Ермолай потупился, глянул исподлобья.

– А чего ж я с вами тут балясы точу? Думаете, славно вот так одному, аки волку серому, по лесам шляться, не ведая, чем на миру живут люди? И от ворогов с души воротит, вот где отыщу, там и резать готов…

Он вдруг снял шапку, вытер враз намокшие слезами глаза, обернулся к Падуну:

– Ты ж помнишь Любаву мою, как ты к ней сватался, а, брат?

Падун хмыкнул, отвёл глаза, но ответствовал честно:

– Ну, было дело… Не стану грешить враньём… Сватался, да ты только меня взашей выставил, мол, голь перекатная, без роду, без племени… Хотя, если подумать, в чём‑то ты и прав был. И как брата единоутробного Любавушки я тебя понимаю и зла не держу…

Смолянин вдруг схватил дружинника за руки да так, что у того кулаки побелели:

– А нету больше моей и твоей Любавушки, зарезали её с остальными обозниками, когда они из соседнего града с хлебом возвращались. Всех вырезали хазары, даже в полон никого не брали. Год уж как схоронили мы её…

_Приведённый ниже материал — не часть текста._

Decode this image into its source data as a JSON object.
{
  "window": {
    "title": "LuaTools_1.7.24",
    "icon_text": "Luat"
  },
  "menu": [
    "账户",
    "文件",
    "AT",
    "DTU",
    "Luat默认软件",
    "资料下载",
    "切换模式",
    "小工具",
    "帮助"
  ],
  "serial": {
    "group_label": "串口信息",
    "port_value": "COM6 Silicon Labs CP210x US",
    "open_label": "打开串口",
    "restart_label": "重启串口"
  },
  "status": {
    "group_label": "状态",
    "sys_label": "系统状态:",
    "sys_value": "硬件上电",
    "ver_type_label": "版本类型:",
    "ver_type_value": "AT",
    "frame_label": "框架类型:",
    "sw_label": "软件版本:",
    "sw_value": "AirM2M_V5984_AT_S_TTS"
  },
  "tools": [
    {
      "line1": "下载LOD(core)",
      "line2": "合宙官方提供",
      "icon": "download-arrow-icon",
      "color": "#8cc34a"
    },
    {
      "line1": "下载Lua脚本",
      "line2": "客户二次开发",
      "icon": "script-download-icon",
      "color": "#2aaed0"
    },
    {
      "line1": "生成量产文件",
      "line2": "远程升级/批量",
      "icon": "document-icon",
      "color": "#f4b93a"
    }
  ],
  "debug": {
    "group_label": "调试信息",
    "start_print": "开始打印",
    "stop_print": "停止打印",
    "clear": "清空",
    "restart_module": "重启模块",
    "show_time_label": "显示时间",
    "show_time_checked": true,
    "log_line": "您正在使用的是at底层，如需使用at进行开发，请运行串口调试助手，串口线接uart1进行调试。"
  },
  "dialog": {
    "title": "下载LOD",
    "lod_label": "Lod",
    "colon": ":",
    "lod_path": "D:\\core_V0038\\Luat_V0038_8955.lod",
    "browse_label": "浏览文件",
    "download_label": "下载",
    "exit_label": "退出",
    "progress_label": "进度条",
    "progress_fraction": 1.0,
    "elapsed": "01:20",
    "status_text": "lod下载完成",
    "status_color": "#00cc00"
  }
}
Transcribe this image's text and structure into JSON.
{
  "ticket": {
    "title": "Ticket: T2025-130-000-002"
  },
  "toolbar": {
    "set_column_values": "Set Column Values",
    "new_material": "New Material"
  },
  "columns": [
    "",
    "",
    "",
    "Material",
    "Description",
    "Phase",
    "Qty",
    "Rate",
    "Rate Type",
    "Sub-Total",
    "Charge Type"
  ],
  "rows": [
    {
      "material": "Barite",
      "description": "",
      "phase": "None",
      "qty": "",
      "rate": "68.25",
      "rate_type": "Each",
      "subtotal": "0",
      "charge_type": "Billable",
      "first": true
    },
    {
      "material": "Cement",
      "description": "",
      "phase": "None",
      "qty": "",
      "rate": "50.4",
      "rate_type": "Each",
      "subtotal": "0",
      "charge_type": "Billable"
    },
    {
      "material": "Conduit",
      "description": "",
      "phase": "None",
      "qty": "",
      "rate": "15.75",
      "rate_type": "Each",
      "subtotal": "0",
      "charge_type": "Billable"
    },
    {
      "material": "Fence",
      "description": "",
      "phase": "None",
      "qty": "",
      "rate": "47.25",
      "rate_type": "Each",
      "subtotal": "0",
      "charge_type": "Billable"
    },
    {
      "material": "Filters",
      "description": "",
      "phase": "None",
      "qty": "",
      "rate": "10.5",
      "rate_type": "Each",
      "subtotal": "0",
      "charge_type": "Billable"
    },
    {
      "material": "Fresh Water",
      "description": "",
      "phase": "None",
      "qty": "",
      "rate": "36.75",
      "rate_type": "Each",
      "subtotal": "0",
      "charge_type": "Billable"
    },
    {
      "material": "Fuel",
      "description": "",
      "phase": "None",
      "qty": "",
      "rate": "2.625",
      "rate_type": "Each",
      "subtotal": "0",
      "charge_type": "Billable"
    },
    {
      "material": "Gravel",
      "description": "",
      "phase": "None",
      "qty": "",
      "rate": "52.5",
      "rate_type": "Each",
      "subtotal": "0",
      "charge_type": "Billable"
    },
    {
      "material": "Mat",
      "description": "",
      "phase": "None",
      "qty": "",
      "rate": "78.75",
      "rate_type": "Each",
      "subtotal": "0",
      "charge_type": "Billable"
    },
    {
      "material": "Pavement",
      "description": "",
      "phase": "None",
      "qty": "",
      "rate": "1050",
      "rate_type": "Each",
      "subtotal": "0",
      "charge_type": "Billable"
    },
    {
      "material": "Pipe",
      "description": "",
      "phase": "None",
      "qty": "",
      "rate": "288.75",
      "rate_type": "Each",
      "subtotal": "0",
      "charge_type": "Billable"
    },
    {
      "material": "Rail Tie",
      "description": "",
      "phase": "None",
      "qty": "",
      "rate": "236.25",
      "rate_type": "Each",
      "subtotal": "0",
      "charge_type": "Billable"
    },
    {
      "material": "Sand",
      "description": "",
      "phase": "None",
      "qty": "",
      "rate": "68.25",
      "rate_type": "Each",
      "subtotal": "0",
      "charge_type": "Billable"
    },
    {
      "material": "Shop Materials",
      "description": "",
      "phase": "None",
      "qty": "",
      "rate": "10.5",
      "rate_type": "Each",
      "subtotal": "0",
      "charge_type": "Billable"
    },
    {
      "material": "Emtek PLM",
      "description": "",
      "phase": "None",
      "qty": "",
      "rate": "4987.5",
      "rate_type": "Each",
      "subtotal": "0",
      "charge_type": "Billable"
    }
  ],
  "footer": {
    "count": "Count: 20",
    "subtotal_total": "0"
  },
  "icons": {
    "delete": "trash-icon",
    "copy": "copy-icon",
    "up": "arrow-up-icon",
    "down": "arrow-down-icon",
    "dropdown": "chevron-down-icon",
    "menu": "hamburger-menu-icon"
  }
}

Ермолай вдруг упал на колени и зарыдал в голос, не стесняясь оторопевших от чужого горя, пусть и переживаемого в новый раз, дружинников. На Падуна было смотреть страшно: его глаза сумрачно сияли каким‑то боевым безумием, он смотрел на Восход, словно желал узреть там, в степях хазарских, ненавистных убийц ни в чём не повинной девушки.

Волчок толкнул его в бок кулаком:

– Отомри, Падун… Ей ты сейчас не поможешь, зато месть твоя будет тем слаще, чем больше мы этих поганых в землю положим… Знать, верхнеладожский князь мудр, коли поход этот замыслил. Мы ещё и на пару сотен вёрст не углубились в земли, что под ворогом ходят, а уже душа хорошей драки просит…

Падун помог подняться несостоявшемуся шурину с земли, обнял его за талию и, что‑то негромко говоря на ухо, повёл в сторону обоза. Оно и верно, подумалось Белояру, человека нужно вооружить, доспехи в запасе есть, мечи со щитами тоже… А уж лук у того и сам по себе приметный.

 

Следующие два дня прошли в относительном спокойствии. Волчок с Живко кружили вокруг отряда, уносились на пол дневного перехода вперёд, старались не упустить ни одной мелочи. Но хазарские полки как в воду канули. До Одинокого Камня оставалась пара‑тройка переходов, погода стояла ровная: по ночам, как и до́лжно, морозило, зато днём Ярило отыгрывалось на дружинниках, высушивая за считанные часы намокшую от утренней росы или изморози одежду.

Дорогу определял Волчок изумительно точно, хотя, по его собственным уверениям, в эти края он не забредал никогда. Живко отлично справлялся с ролью разведчика и не только умел находить кристально чистые ключи, но и предсказывал погоду почти безошибочно.